The Scoop on Interest Rate Options Trading
On the Chicago Board Options Exchange you can trade European style cash settled options on US Treasury yields. Trading has to do with projected interest rates. Rates traded include those for short middle or long term treasuries. A call contract gives the buyer payment if rates go up and a put gives the trader payment if rates fall.
CBOE Interest Rate Options Trading Symbols
Thirteen Week Treasury: IRX
Five Year Treasury: FVX
Ten Year Treasury: TNX
Thirty Year Bond: TYX
Expiration dates for interest rate option trading are the Saturday following the third Friday of the expiration month.
Interest Rate Options Trading Today
Traders believe that the Fed will go ahead and cut back on its quantitative easing program. This would drive up interest rates. Thus many are buying calls. Bond holders are selling in order to get out of low interest rate bearing bonds before interest rates jump up. As with all trading scenarios, the market may overshoot.

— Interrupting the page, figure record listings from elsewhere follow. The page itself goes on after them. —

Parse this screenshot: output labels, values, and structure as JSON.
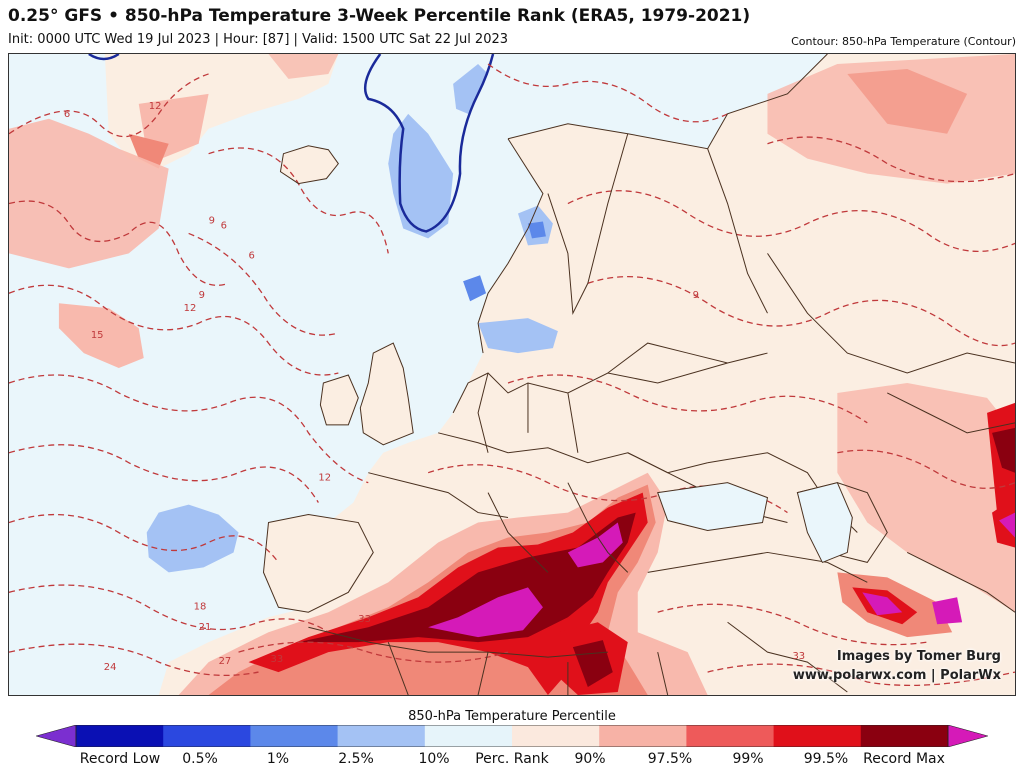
{
  "header": {
    "title": "0.25° GFS • 850-hPa Temperature 3-Week Percentile Rank (ERA5, 1979-2021)",
    "subtitle": "Init: 0000 UTC Wed 19 Jul 2023 | Hour: [87] | Valid: 1500 UTC Sat 22 Jul 2023",
    "contour_label": "Contour: 850-hPa Temperature (Contour)"
  },
  "credit": {
    "line1": "Images by Tomer Burg",
    "line2": "www.polarwx.com | PolarWx"
  },
  "colorbar": {
    "title": "850-hPa Temperature Percentile",
    "ticks": [
      "Record Low",
      "0.5%",
      "1%",
      "2.5%",
      "10%",
      "Perc. Rank",
      "90%",
      "97.5%",
      "99%",
      "99.5%",
      "Record Max"
    ],
    "colors": [
      "#7b2fd0",
      "#0a10b4",
      "#2b48e0",
      "#5c88ea",
      "#a4c2f4",
      "#e6f4fa",
      "#fbe9de",
      "#f7b2a6",
      "#ee5a5a",
      "#e0101a",
      "#8a0010",
      "#d51ab8"
    ]
  },
  "map": {
    "colors": {
      "ocean": "#eaf6fb",
      "land_neutral": "#fbeee2",
      "warm_90": "#f8b9ad",
      "warm_97": "#f08878",
      "warm_99": "#e0101a",
      "warm_995": "#8a0010",
      "record_max": "#d51ab8",
      "cool_10": "#a4c2f4",
      "cool_25": "#5c88ea",
      "contour": "#c0393b",
      "border": "#4a3120"
    },
    "contour_labels": [
      "6",
      "6",
      "6",
      "9",
      "9",
      "9",
      "12",
      "12",
      "12",
      "15",
      "18",
      "21",
      "24",
      "27",
      "33",
      "33",
      "33"
    ]
  }
}
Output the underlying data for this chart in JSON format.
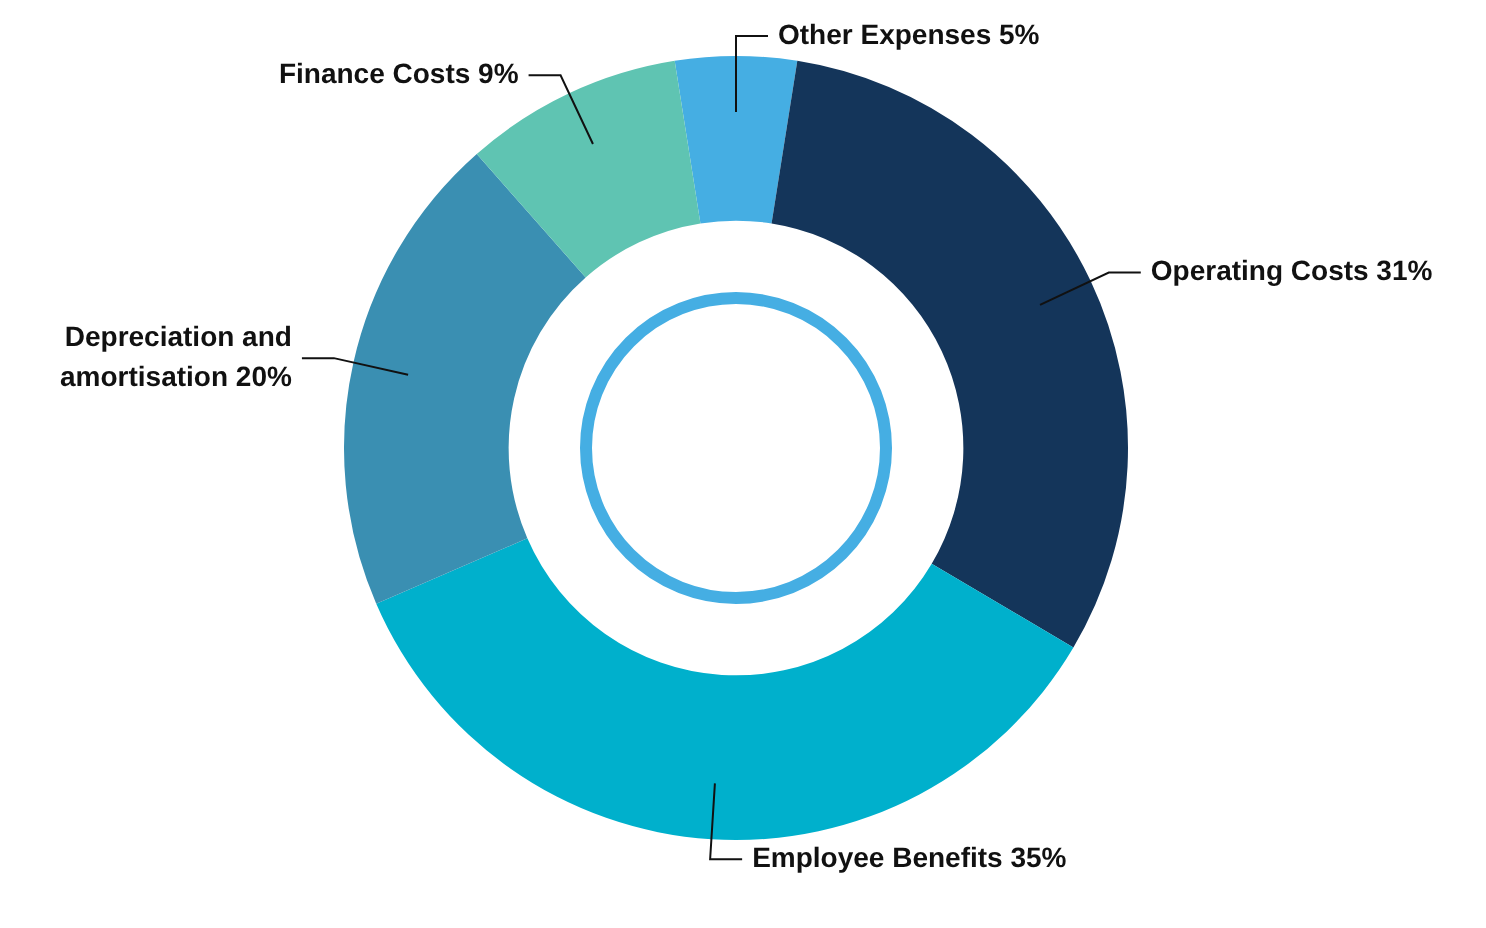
{
  "chart_data": {
    "type": "donut",
    "categories": [
      "Other Expenses 5%",
      "Operating Costs 31%",
      "Employee Benefits 35%",
      "Depreciation and amortisation 20%",
      "Finance Costs 9%"
    ],
    "values": [
      5,
      31,
      35,
      20,
      9
    ],
    "colors": [
      "#45aee3",
      "#14355a",
      "#00b0cc",
      "#3a8fb2",
      "#5fc4b2"
    ],
    "legend": false
  }
}
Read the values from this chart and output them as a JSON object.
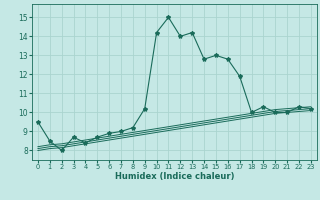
{
  "title": "",
  "xlabel": "Humidex (Indice chaleur)",
  "ylabel": "",
  "background_color": "#c5e8e5",
  "grid_color": "#aad4cf",
  "line_color": "#1a6b5a",
  "xlim": [
    -0.5,
    23.5
  ],
  "ylim": [
    7.5,
    15.7
  ],
  "yticks": [
    8,
    9,
    10,
    11,
    12,
    13,
    14,
    15
  ],
  "xticks": [
    0,
    1,
    2,
    3,
    4,
    5,
    6,
    7,
    8,
    9,
    10,
    11,
    12,
    13,
    14,
    15,
    16,
    17,
    18,
    19,
    20,
    21,
    22,
    23
  ],
  "main_series": {
    "x": [
      0,
      1,
      2,
      3,
      4,
      5,
      6,
      7,
      8,
      9,
      10,
      11,
      12,
      13,
      14,
      15,
      16,
      17,
      18,
      19,
      20,
      21,
      22,
      23
    ],
    "y": [
      9.5,
      8.5,
      8.0,
      8.7,
      8.4,
      8.7,
      8.9,
      9.0,
      9.2,
      10.2,
      14.2,
      15.0,
      14.0,
      14.2,
      12.8,
      13.0,
      12.8,
      11.9,
      10.0,
      10.3,
      10.0,
      10.0,
      10.3,
      10.2
    ]
  },
  "flat_series": [
    {
      "x": [
        0,
        1,
        2,
        3,
        4,
        5,
        6,
        7,
        8,
        9,
        10,
        11,
        12,
        13,
        14,
        15,
        16,
        17,
        18,
        19,
        20,
        21,
        22,
        23
      ],
      "y": [
        8.0,
        8.1,
        8.15,
        8.25,
        8.35,
        8.45,
        8.55,
        8.65,
        8.75,
        8.85,
        8.95,
        9.05,
        9.15,
        9.25,
        9.35,
        9.45,
        9.55,
        9.65,
        9.75,
        9.85,
        9.95,
        10.0,
        10.05,
        10.1
      ]
    },
    {
      "x": [
        0,
        1,
        2,
        3,
        4,
        5,
        6,
        7,
        8,
        9,
        10,
        11,
        12,
        13,
        14,
        15,
        16,
        17,
        18,
        19,
        20,
        21,
        22,
        23
      ],
      "y": [
        8.1,
        8.2,
        8.25,
        8.35,
        8.45,
        8.55,
        8.65,
        8.75,
        8.85,
        8.95,
        9.05,
        9.15,
        9.25,
        9.35,
        9.45,
        9.55,
        9.65,
        9.75,
        9.85,
        9.95,
        10.05,
        10.1,
        10.15,
        10.2
      ]
    },
    {
      "x": [
        0,
        1,
        2,
        3,
        4,
        5,
        6,
        7,
        8,
        9,
        10,
        11,
        12,
        13,
        14,
        15,
        16,
        17,
        18,
        19,
        20,
        21,
        22,
        23
      ],
      "y": [
        8.2,
        8.3,
        8.35,
        8.45,
        8.55,
        8.65,
        8.75,
        8.85,
        8.95,
        9.05,
        9.15,
        9.25,
        9.35,
        9.45,
        9.55,
        9.65,
        9.75,
        9.85,
        9.95,
        10.05,
        10.15,
        10.2,
        10.25,
        10.3
      ]
    }
  ],
  "xlabel_fontsize": 6.0,
  "xlabel_fontweight": "bold",
  "xtick_fontsize": 4.8,
  "ytick_fontsize": 5.5,
  "marker": "*",
  "markersize": 3.0,
  "linewidth": 0.8,
  "flat_linewidth": 0.7
}
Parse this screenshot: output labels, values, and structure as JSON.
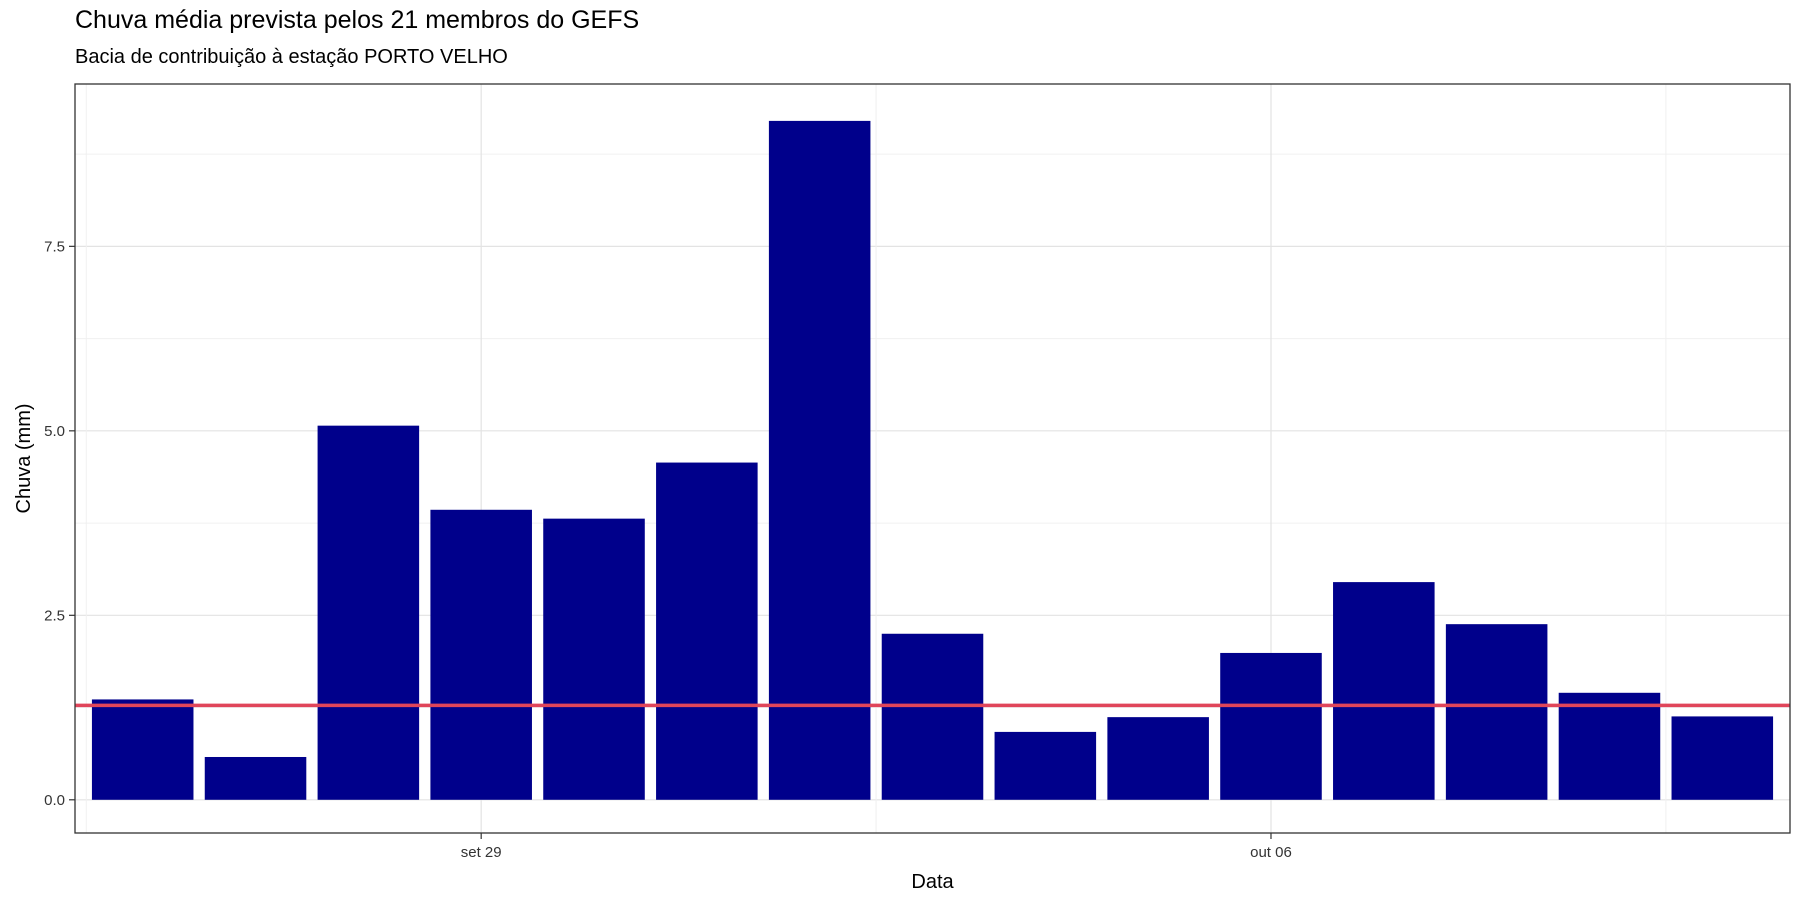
{
  "chart_data": {
    "type": "bar",
    "title": "Chuva média prevista pelos 21 membros do GEFS",
    "subtitle": "Bacia de contribuição à estação PORTO VELHO",
    "xlabel": "Data",
    "ylabel": "Chuva (mm)",
    "categories": [
      "2023-09-26",
      "2023-09-27",
      "2023-09-28",
      "2023-09-29",
      "2023-09-30",
      "2023-10-01",
      "2023-10-02",
      "2023-10-03",
      "2023-10-04",
      "2023-10-05",
      "2023-10-06",
      "2023-10-07",
      "2023-10-08",
      "2023-10-09",
      "2023-10-10"
    ],
    "values": [
      1.36,
      0.58,
      5.07,
      3.93,
      3.81,
      4.57,
      9.2,
      2.25,
      0.92,
      1.12,
      1.99,
      2.95,
      2.38,
      1.45,
      1.13
    ],
    "ylim": [
      -0.45,
      9.7
    ],
    "yticks": [
      0.0,
      2.5,
      5.0,
      7.5
    ],
    "ytick_labels": [
      "0.0",
      "2.5",
      "5.0",
      "7.5"
    ],
    "xticks": [
      "2023-09-29",
      "2023-10-06"
    ],
    "xtick_labels": [
      "set 29",
      "out 06"
    ],
    "reference_line": 1.28,
    "bar_color": "#00008B",
    "line_color": "#E0455A",
    "grid": true
  }
}
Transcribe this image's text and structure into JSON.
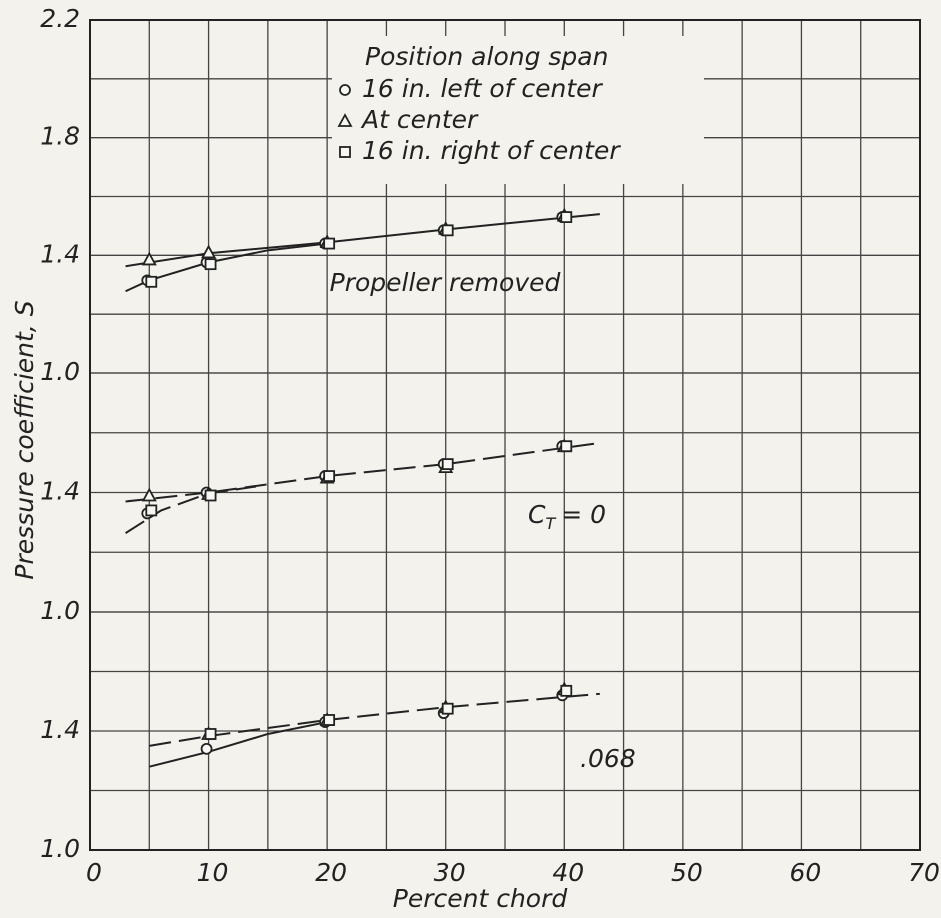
{
  "chart_data": {
    "type": "scatter",
    "xlabel": "Percent chord",
    "ylabel": "Pressure coefficient, S",
    "xlim": [
      0,
      70
    ],
    "xticks": [
      0,
      10,
      20,
      30,
      40,
      50,
      60,
      70
    ],
    "x_gridlines": [
      0,
      5,
      10,
      15,
      20,
      25,
      30,
      35,
      40,
      45,
      50,
      55,
      60,
      65,
      70
    ],
    "legend_title": "Position along span",
    "legend": "upper center",
    "x": [
      5,
      10,
      20,
      30,
      40
    ],
    "series": [
      {
        "name": "16 in. left of center",
        "marker": "circle"
      },
      {
        "name": "At center",
        "marker": "triangle"
      },
      {
        "name": "16 in. right of center",
        "marker": "square"
      }
    ],
    "panels": [
      {
        "annotation": "Propeller removed",
        "ylim": [
          1.0,
          2.2
        ],
        "yticks": [
          {
            "value": 1.0,
            "label": "1.0"
          },
          1.4,
          1.8,
          2.2
        ],
        "y_gridlines": [
          1.0,
          1.2,
          1.4,
          1.6,
          1.8,
          2.0,
          2.2
        ],
        "values": [
          [
            1.315,
            1.376,
            1.44,
            1.485,
            1.53
          ],
          [
            1.386,
            1.41,
            1.445,
            1.49,
            1.535
          ],
          [
            1.31,
            1.37,
            1.44,
            1.485,
            1.53
          ]
        ],
        "curves": [
          {
            "style": "solid",
            "x": [
              3,
              10,
              20,
              30,
              43
            ],
            "values": [
              1.363,
              1.407,
              1.444,
              1.488,
              1.54
            ]
          },
          {
            "style": "solid",
            "x": [
              3,
              5,
              10,
              15,
              20
            ],
            "values": [
              1.278,
              1.315,
              1.376,
              1.417,
              1.44
            ]
          }
        ]
      },
      {
        "annotation_parts": [
          "C",
          "T",
          "= 0"
        ],
        "ylim": [
          1.0,
          1.8
        ],
        "yticks": [
          {
            "value": 1.0,
            "label": "1.0"
          },
          1.4
        ],
        "y_gridlines": [
          1.0,
          1.2,
          1.4,
          1.6,
          1.8
        ],
        "values": [
          [
            1.33,
            1.4,
            1.455,
            1.495,
            1.555
          ],
          [
            1.39,
            1.395,
            1.45,
            1.485,
            1.555
          ],
          [
            1.34,
            1.39,
            1.455,
            1.495,
            1.555
          ]
        ],
        "curves": [
          {
            "style": "dashed",
            "x": [
              3,
              10,
              20,
              30,
              43
            ],
            "values": [
              1.37,
              1.4,
              1.455,
              1.495,
              1.566
            ]
          },
          {
            "style": "dashed",
            "x": [
              3,
              6,
              10,
              14
            ],
            "values": [
              1.264,
              1.34,
              1.397,
              1.42
            ]
          }
        ]
      },
      {
        "annotation": ".068",
        "ylim": [
          1.0,
          1.8
        ],
        "yticks": [
          {
            "value": 1.0,
            "label": "1.0"
          },
          1.4
        ],
        "y_gridlines": [
          1.0,
          1.2,
          1.4,
          1.6,
          1.8
        ],
        "values": [
          [
            null,
            1.34,
            1.43,
            1.46,
            1.52
          ],
          [
            null,
            1.39,
            1.437,
            1.48,
            1.54
          ],
          [
            null,
            1.39,
            1.437,
            1.475,
            1.535
          ]
        ],
        "curves": [
          {
            "style": "dashed",
            "x": [
              5,
              10,
              20,
              30,
              43
            ],
            "values": [
              1.35,
              1.383,
              1.437,
              1.48,
              1.525
            ]
          },
          {
            "style": "solid",
            "x": [
              5,
              10,
              15,
              20
            ],
            "values": [
              1.28,
              1.33,
              1.39,
              1.43
            ]
          }
        ]
      }
    ]
  }
}
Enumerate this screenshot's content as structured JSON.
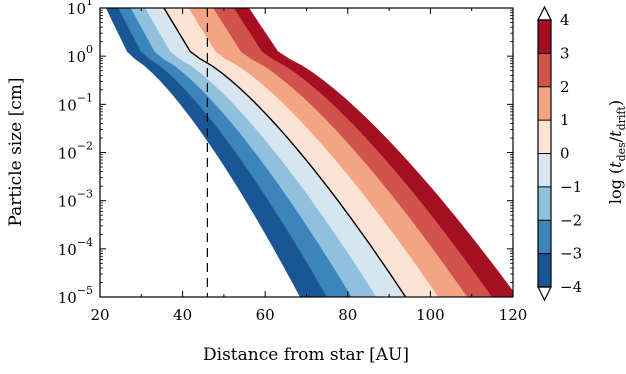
{
  "chart_data": {
    "type": "contourf",
    "xlabel": "Distance from star [AU]",
    "ylabel": "Particle size [cm]",
    "xlim": [
      20,
      120
    ],
    "ylim_log10": [
      -5,
      1
    ],
    "y_scale": "log",
    "x_ticks": [
      "20",
      "40",
      "60",
      "80",
      "100",
      "120"
    ],
    "y_ticks": [
      "10",
      "10",
      "10",
      "10",
      "10",
      "10",
      "10"
    ],
    "y_tick_exponents": [
      "−5",
      "−4",
      "−3",
      "−2",
      "−1",
      "0",
      "1"
    ],
    "dashed_line_x": 46,
    "colorbar": {
      "label": "log (t_des/t_drift)",
      "label_parts": {
        "prefix": "log (",
        "num_main": "t",
        "num_sub": "des",
        "slash": "/",
        "den_main": "t",
        "den_sub": "drift",
        "suffix": ")"
      },
      "levels": [
        -4,
        -3,
        -2,
        -1,
        0,
        1,
        2,
        3,
        4
      ],
      "tick_labels": [
        "−4",
        "−3",
        "−2",
        "−1",
        "0",
        "1",
        "2",
        "3",
        "4"
      ],
      "extend": "both",
      "colors": [
        "#1a5595",
        "#3b84bc",
        "#8fc1dc",
        "#d6e6f0",
        "#fce3d4",
        "#f3a482",
        "#d1534c",
        "#a50f22"
      ],
      "under_color": "#ffffff",
      "over_color": "#ffffff"
    },
    "contour_edges": [
      {
        "level": -4,
        "x_at_top": 21.5,
        "x_at_bottom": 68.5
      },
      {
        "level": -3,
        "x_at_top": 24.5,
        "x_at_bottom": 75
      },
      {
        "level": -2,
        "x_at_top": 27.5,
        "x_at_bottom": 81
      },
      {
        "level": -1,
        "x_at_top": 31,
        "x_at_bottom": 87
      },
      {
        "level": 0,
        "x_at_top": 35.5,
        "x_at_bottom": 94
      },
      {
        "level": 1,
        "x_at_top": 41.5,
        "x_at_bottom": 102
      },
      {
        "level": 2,
        "x_at_top": 47.5,
        "x_at_bottom": 109
      },
      {
        "level": 3,
        "x_at_top": 52.5,
        "x_at_bottom": 115
      },
      {
        "level": 4,
        "x_at_top": 56,
        "x_at_bottom": 121
      }
    ],
    "highlighted_contour_level": 0
  }
}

Thus a smart trader could make money by purchasing puts at the right time. An old strategy that often works is called a long straddle. In this case the trader buys both a put and a call. He wins if the interest rate goes either way. His risk is limited to the price of the two contracts. Profitable day trading strategies might be to buy and sell options contracts as the market waffles back and forth in anticipation of Fed action and the market’s response.